Andreu, arrastrando su pierna corrompida, dejándose ir y resbalando cuando no podía sostenerse más, bajaba también hacia la playa. En cuanto se había desencadenado el caos había perdido el contacto con Amador. Al principio el cabo se había quedado cerca de él, dando la vaga sensación de ofrecerse para sostenerle si no estaba en condiciones de seguir solo. Andreu le había hecho ver que podría caminar sin su ayuda, apoyado en el fusil a guisa de muleta y forzando a su pierna a parecer más entera de lo que en realidad estaba. Pese a la calentura que le devoraba las sienes, no había perdido la capacidad de descifrar los gestos de los demás. Comprendía que Amador se debatía entre dos impulsos contrarios: la responsabilidad que creía haber contraído con él después de lo sucedido en Talilit, y el deseo de aprovechar la oportunidad que se le brindaba de salvarse de la quema. Un deseo, este último, para el que la compañía de Andreu era un impedimento decisivo. En otras circunstancias, quizá Andreu hubiera encontrado la forma de afearle a Amador su ingratitud. Pero aquel mediodía, junto al parapeto de Sidi Dris, Andreu aguantó lo indecible para que el cabo no se sintiera obligado, y no lo hizo por su rechazo anarquista de toda obligación, sino por su orgullo de combatiente. No podía implorar que cargaran con él, y tampoco podía comprometer las posibilidades de sobrevivir de otro. Sobre todo, no quería deberle a nadie tanto. Ahora Amador se había esfumado y en medio del desastre Andreu acogía su desaparición con alivio. Bajaba hacia la playa con un fatalismo confuso, esperando a cada paso el balazo que diera con él en el suelo y a la vez porfiando por no desplomarse allí, sobre la tierra seca y polvorienta, revuelto con todos los muertos de aquella intentona desesperada.
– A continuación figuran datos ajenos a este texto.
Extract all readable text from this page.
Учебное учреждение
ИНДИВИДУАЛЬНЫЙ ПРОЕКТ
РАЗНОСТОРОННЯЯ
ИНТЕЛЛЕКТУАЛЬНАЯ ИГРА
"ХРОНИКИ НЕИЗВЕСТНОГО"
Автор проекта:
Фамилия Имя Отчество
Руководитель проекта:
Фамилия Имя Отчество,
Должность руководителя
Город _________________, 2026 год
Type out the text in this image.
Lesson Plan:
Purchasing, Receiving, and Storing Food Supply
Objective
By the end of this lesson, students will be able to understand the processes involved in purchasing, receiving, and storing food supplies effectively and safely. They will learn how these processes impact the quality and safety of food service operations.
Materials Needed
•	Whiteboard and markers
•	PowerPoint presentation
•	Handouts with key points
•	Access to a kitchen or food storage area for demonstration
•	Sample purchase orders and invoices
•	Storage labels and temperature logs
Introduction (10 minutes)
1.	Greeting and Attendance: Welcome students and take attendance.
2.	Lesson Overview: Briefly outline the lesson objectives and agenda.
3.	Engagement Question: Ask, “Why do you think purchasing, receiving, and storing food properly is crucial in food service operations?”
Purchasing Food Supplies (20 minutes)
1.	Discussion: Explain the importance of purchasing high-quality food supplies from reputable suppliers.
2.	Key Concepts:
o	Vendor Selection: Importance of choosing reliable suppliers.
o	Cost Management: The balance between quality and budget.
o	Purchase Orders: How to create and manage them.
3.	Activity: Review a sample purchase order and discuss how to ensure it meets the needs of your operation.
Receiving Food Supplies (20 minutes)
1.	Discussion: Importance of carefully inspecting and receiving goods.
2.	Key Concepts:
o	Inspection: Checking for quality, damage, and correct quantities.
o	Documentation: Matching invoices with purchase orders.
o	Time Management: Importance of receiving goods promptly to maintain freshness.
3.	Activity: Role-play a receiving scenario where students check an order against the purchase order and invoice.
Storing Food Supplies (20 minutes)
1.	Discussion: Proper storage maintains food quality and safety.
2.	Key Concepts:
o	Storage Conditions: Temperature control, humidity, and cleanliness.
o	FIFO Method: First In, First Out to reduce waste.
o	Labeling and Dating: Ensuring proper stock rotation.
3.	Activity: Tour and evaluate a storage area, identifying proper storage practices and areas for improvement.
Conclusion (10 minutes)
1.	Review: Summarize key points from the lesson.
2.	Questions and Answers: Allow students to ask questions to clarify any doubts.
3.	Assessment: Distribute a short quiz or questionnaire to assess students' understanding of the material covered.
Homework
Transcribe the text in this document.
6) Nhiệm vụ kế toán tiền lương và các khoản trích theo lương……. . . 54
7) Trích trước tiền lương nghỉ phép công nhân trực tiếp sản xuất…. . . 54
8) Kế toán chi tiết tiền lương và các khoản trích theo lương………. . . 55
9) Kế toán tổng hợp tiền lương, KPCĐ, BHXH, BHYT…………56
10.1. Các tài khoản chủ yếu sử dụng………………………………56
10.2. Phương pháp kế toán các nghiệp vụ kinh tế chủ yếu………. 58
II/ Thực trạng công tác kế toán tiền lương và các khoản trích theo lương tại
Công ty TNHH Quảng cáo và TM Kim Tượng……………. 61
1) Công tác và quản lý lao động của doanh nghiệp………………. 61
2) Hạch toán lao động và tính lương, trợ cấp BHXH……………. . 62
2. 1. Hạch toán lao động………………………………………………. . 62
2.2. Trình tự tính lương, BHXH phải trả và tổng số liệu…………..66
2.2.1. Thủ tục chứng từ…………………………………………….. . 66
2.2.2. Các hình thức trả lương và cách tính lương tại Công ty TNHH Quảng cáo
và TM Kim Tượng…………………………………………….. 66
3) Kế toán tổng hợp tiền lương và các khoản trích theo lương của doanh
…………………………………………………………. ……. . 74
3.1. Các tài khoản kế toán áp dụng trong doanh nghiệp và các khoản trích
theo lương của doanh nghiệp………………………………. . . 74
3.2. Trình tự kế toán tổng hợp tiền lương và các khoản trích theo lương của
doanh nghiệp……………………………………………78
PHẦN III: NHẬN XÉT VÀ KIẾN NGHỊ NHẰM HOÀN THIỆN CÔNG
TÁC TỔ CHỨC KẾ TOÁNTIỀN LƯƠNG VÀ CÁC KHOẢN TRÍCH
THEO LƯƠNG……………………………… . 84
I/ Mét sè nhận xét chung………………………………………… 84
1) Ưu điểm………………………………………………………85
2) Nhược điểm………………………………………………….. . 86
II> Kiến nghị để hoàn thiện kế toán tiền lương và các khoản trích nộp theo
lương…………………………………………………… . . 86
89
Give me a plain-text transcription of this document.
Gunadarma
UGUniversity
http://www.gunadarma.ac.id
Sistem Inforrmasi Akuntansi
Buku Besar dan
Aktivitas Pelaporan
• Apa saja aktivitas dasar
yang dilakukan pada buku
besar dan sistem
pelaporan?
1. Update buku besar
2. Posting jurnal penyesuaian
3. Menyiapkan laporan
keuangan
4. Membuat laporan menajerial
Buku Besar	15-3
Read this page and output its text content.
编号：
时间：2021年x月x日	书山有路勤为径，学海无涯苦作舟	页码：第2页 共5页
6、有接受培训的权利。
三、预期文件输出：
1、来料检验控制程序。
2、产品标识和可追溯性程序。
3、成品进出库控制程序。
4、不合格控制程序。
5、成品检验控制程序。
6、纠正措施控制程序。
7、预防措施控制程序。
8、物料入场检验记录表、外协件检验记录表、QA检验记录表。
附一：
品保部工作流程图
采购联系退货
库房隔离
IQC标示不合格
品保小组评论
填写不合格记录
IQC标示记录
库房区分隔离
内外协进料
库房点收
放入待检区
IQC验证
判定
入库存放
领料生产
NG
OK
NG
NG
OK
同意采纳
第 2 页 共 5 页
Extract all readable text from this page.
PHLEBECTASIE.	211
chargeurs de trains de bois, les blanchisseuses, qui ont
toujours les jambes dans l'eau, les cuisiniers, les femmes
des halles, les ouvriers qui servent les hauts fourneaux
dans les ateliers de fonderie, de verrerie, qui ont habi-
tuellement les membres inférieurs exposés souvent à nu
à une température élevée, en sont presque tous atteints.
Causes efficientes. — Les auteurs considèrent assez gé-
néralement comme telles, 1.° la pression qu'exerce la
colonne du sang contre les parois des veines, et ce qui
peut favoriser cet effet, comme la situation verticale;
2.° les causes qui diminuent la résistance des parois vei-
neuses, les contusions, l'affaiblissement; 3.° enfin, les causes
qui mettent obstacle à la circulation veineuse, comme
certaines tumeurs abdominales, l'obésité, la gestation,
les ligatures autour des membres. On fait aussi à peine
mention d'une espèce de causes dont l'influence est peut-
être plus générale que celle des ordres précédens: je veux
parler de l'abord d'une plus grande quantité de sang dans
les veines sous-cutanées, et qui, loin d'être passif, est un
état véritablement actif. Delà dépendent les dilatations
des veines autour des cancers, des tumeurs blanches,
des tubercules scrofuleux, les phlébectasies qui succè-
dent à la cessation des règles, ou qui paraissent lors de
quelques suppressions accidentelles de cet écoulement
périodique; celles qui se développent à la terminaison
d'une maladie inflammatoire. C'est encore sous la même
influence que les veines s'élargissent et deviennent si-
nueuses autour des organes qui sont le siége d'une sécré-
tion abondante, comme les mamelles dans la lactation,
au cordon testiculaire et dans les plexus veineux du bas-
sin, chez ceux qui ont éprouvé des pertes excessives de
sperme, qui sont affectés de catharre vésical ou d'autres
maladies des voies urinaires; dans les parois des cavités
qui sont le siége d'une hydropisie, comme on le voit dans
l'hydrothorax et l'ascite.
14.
Los otros caían a su alrededor, la pierna le ardía como si se la atravesaran con agujas al rojo, pero él seguía avanzando. Por un segundo, mientras trastabillaba bajo el silbido encarnizado de los disparos, volvió a figurarse que era invulnerable.

Los hombres que estaban más enteros ya habían ganado la playa, donde esperaban a que arribaran los botes. Había alguna posibilidad de hacerlo a cubierto del fuego de la harka, pero los más atolondrados simplemente se acuclillaban o se echaban cuerpo a tierra, con lo que seguían sirviendo de blanco a los tiradores apostados en las laderas. El capitán trató de disponer con ellos una precaria línea defensiva. Ya que no habían cubierto la retirada de los heridos, al menos protegerían la operación de embarque de los que tuvieran la fabulosa fortuna de llegar. Sólo unos pocos de aquellos fantasmas vendados alcanzaban la playa, donde se dejaban caer pesadamente.

Los botes se aproximaban. Apenas tardarían un minuto más, y ya se oía a los contramaestres gritando a los marineros:

– Más vivo, más vivo.

En las caras de aquellos hombres se leía el pánico que sentían al acercarse al matadero, donde una manada de piltrafas vestidas de caqui los aguardaba para echárseles ansiosamente encima. Para terminar de arreglarlo, sucedió entonces algo con lo que ninguno contaba. Desde algún lugar de los montes los moros dispararon un cañonazo. El proyectil estalló a unos cuarenta metros de los botes, levantando un surtidor de agua y tierra.

– ¿Qué coño ha sido eso? -preguntó uno de los soldados.